Ventricular tachycardia recognition: wide-complex tachycardia approach
Ventricular tachycardia (VT) originates below the bundle of His — in the ventricular myocardium rather than the conduction system. Because activation bypasses the normal His-Purkinje network, conduction is slow and the QRS is wide (≥120 ms). The default assumption for wide-complex tachycardia must be VT, not SVT with aberrancy, because the consequence of treating VT as SVT can be hemodynamic collapse.
The Brugada four-step algorithm: (1) Absence of RS complex in all precordial leads — if true, diagnose VT (100% specific). (2) RS interval >100 ms in any precordial lead — if true, diagnose VT. (3) AV dissociation — P waves marching through QRS at a different rate — diagnose VT (pathognomonic). (4) Morphologic criteria in V1 and V6: RBBB morphology with monophasic R or qR in V1 (instead of triphasic rSR') and QS or rS in V6 (instead of upright Rs) — diagnose VT.
Capture beats and fusion beats are pathognomonic for VT. A capture beat is a narrow complex occurring during VT when a sinus impulse transiently conducts through the AV node — proves AV dissociation. A fusion beat is a hybrid complex with intermediate morphology from simultaneous sinus and ventricular activation.
Monomorphic vs polymorphic VT: clinical significance
Monomorphic VT has a consistent, regular QRS morphology beat-to-beat — all complexes look the same. It typically originates from a fixed scar-based reentry circuit, most commonly from prior MI. Rate is usually 120–250 bpm. Monomorphic VT is the most common sustained VT morphology and is the target of catheter ablation in patients with recurrent VT storms.
Polymorphic VT has continuously changing QRS morphology — no two consecutive complexes look alike. It often reflects dynamic ischemia, electrolyte instability, or drug toxicity. Torsades de pointes is a specific polymorphic VT with a characteristic twisting of the QRS axis around the isoelectric line in the context of a prolonged QT interval. It requires different management than monomorphic VT.
Ventricular fibrillation (VF) produces chaotic electrical activity with no organized QRS complexes. Unlike VT, which may be associated with a pulse, VF is always pulseless and requires immediate defibrillation. The ACLS algorithm for pulseless VT and VF is identical: CPR + defibrillation + epinephrine + amiodarone or lidocaine.
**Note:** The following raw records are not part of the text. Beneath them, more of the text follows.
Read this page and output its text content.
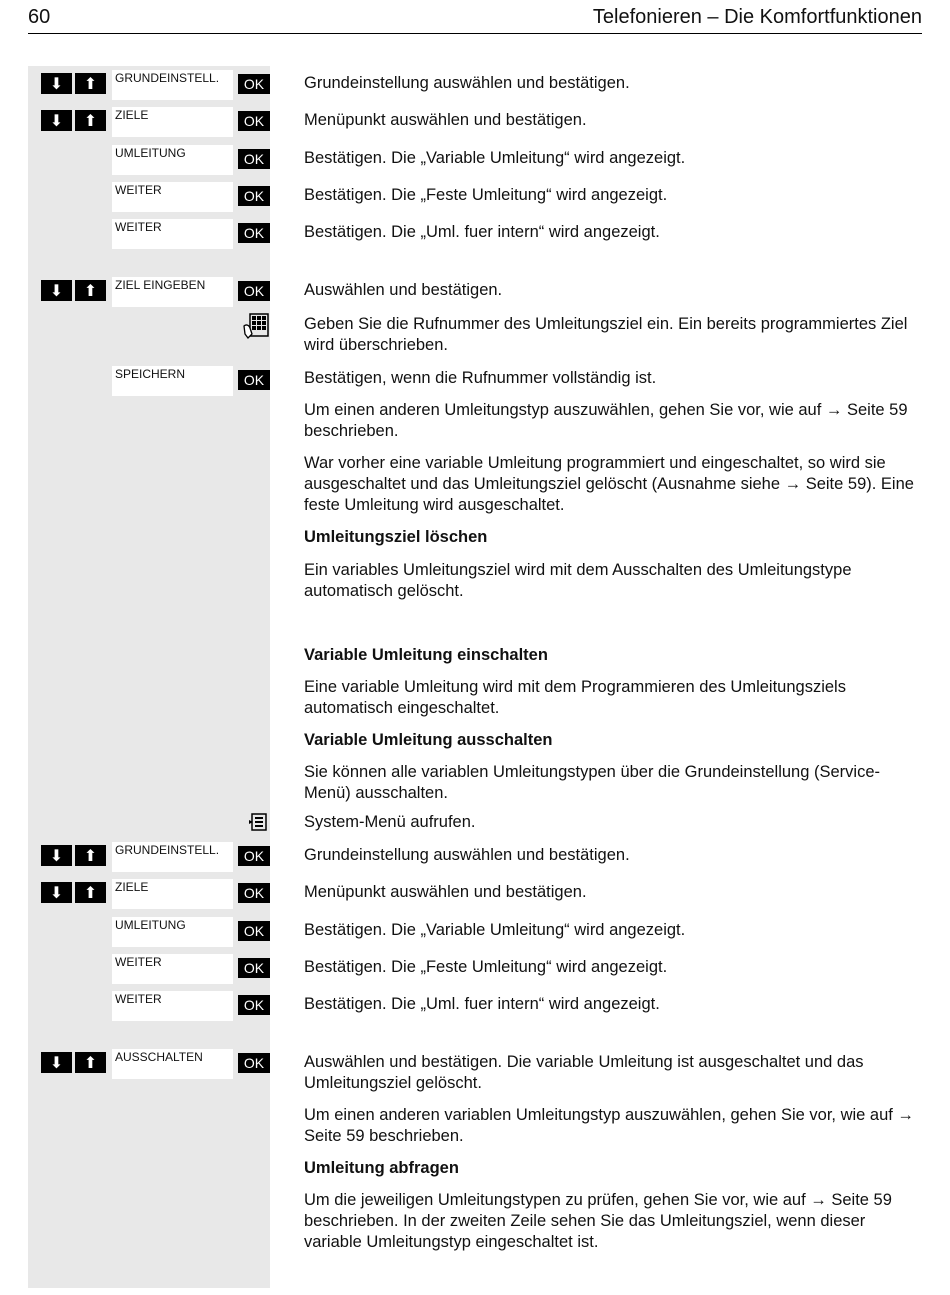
60	Telefonieren – Die Komfortfunktionen
⬇	⬆	GRUNDEINSTELL.	OK	Grundeinstellung auswählen und bestätigen.

⬇	⬆	ZIELE	OK	Menüpunkt auswählen und bestätigen.

UMLEITUNG	OK	Bestätigen. Die „Variable Umleitung“ wird angezeigt.

WEITER	OK	Bestätigen. Die „Feste Umleitung“ wird angezeigt.

WEITER	OK	Bestätigen. Die „Uml. fuer intern“ wird angezeigt.

⬇	⬆	ZIEL EINGEBEN	OK	Auswählen und bestätigen.

Geben Sie die Rufnummer des Umleitungsziel ein. Ein bereits programmiertes Ziel wird überschrieben.

SPEICHERN	OK	Bestätigen, wenn die Rufnummer vollständig ist.

Um einen anderen Umleitungstyp auszuwählen, gehen Sie vor, wie auf → Seite 59 beschrieben.

War vorher eine variable Umleitung programmiert und eingeschaltet, so wird sie ausgeschaltet und das Umleitungsziel gelöscht (Ausnahme siehe → Seite 59). Eine feste Umleitung wird ausgeschaltet.

Umleitungsziel löschen

Ein variables Umleitungsziel wird mit dem Ausschalten des Umleitungstype automatisch gelöscht.

Variable Umleitung einschalten

Eine variable Umleitung wird mit dem Programmieren des Umleitungsziels automatisch eingeschaltet.

Variable Umleitung ausschalten

Sie können alle variablen Umleitungstypen über die Grundeinstellung (Service-Menü) ausschalten.

System-Menü aufrufen.

⬇	⬆	GRUNDEINSTELL.	OK	Grundeinstellung auswählen und bestätigen.

⬇	⬆	ZIELE	OK	Menüpunkt auswählen und bestätigen.

UMLEITUNG	OK	Bestätigen. Die „Variable Umleitung“ wird angezeigt.

WEITER	OK	Bestätigen. Die „Feste Umleitung“ wird angezeigt.

WEITER	OK	Bestätigen. Die „Uml. fuer intern“ wird angezeigt.

⬇	⬆	AUSSCHALTEN	OK	Auswählen und bestätigen. Die variable Umleitung ist ausgeschaltet und das Umleitungsziel gelöscht.

Um einen anderen variablen Umleitungstyp auszuwählen, gehen Sie vor, wie auf → Seite 59 beschrieben.

Umleitung abfragen

Um die jeweiligen Umleitungstypen zu prüfen, gehen Sie vor, wie auf → Seite 59 beschrieben. In der zweiten Zeile sehen Sie das Umleitungsziel, wenn dieser variable Umleitungstyp eingeschaltet ist.
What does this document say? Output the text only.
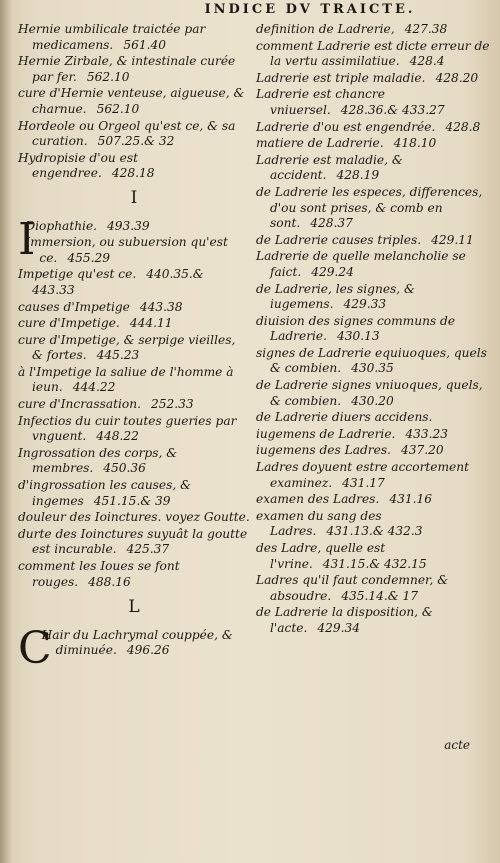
INDICE DV TRAICTE.
Hernie umbilicale traictée par medicamens. 561.40
Hernie Zirbale, & intestinale curée par fer. 562.10
cure d'Hernie venteuse, aigueuse, & charnue. 562.10
Hordeole ou Orgeol qu'est ce, & sa curation. 507.25.& 32
Hydropisie d'ou est engendree. 428.18
I
I
Diophathie. 493.39
Immersion, ou subuersion qu'est ce. 455.29
Impetige qu'est ce. 440.35.& 443.33
causes d'Impetige 443.38
cure d'Impetige. 444.11
cure d'Impetige, & serpige vieilles, & fortes. 445.23
à l'Impetige la saliue de l'homme à ieun. 444.22
cure d'Incrassation. 252.33
Infectios du cuir toutes gueries par vnguent. 448.22
Ingrossation des corps, & membres. 450.36
d'ingrossation les causes, & ingemes 451.15.& 39
douleur des Ioinctures. voyez Goutte.
durte des Ioinctures suyuât la goutte est incurable. 425.37
comment les Ioues se font rouges. 488.16
L
C
Hair du Lachrymal couppée, & diminuée. 496.26
definition de Ladrerie, 427.38
comment Ladrerie est dicte erreur de la vertu assimilatiue. 428.4
Ladrerie est triple maladie. 428.20
Ladrerie est chancre vniuersel. 428.36.& 433.27
Ladrerie d'ou est engendrée. 428.8
matiere de Ladrerie. 418.10
Ladrerie est maladie, & accident. 428.19
de Ladrerie les especes, differences, d'ou sont prises, & comb en sont. 428.37
de Ladrerie causes triples. 429.11
Ladrerie de quelle melancholie se faict. 429.24
de Ladrerie, les signes, & iugemens. 429.33
diuision des signes communs de Ladrerie. 430.13
signes de Ladrerie equiuoques, quels & combien. 430.35
de Ladrerie signes vniuoques, quels, & combien. 430.20
de Ladrerie diuers accidens.
iugemens de Ladrerie. 433.23
iugemens des Ladres. 437.20
Ladres doyuent estre accortement examinez. 431.17
examen des Ladres. 431.16
examen du sang des Ladres. 431.13.& 432.3
des Ladre, quelle est l'vrine. 431.15.& 432.15
Ladres qu'il faut condemner, & absoudre. 435.14.& 17
de Ladrerie la disposition, & l'acte. 429.34
acte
Stable vs unstable VT: treatment decisions
Hemodynamic stability, not rhythm alone, determines the immediate treatment pathway for VT with a pulse. Unstable VT (hypotension <90 mmHg systolic, altered consciousness, pulmonary edema, or chest pain with ischemic ECG changes) requires immediate synchronized cardioversion regardless of heart rate.
Stable VT (maintained blood pressure, alert, no angina) can be triaged to pharmacologic therapy: IV amiodarone 150 mg over 10 minutes is first-line for stable VT in most clinical protocols. IV lidocaine 1–1.5 mg/kg IV bolus is an alternative, particularly with concurrent ischemia. IV procainamide is preferred in electrophysiology protocols and for pre-excited tachycardias. All pharmacologic therapy should be undertaken with cardioversion immediately available — hemodynamics can deteriorate rapidly.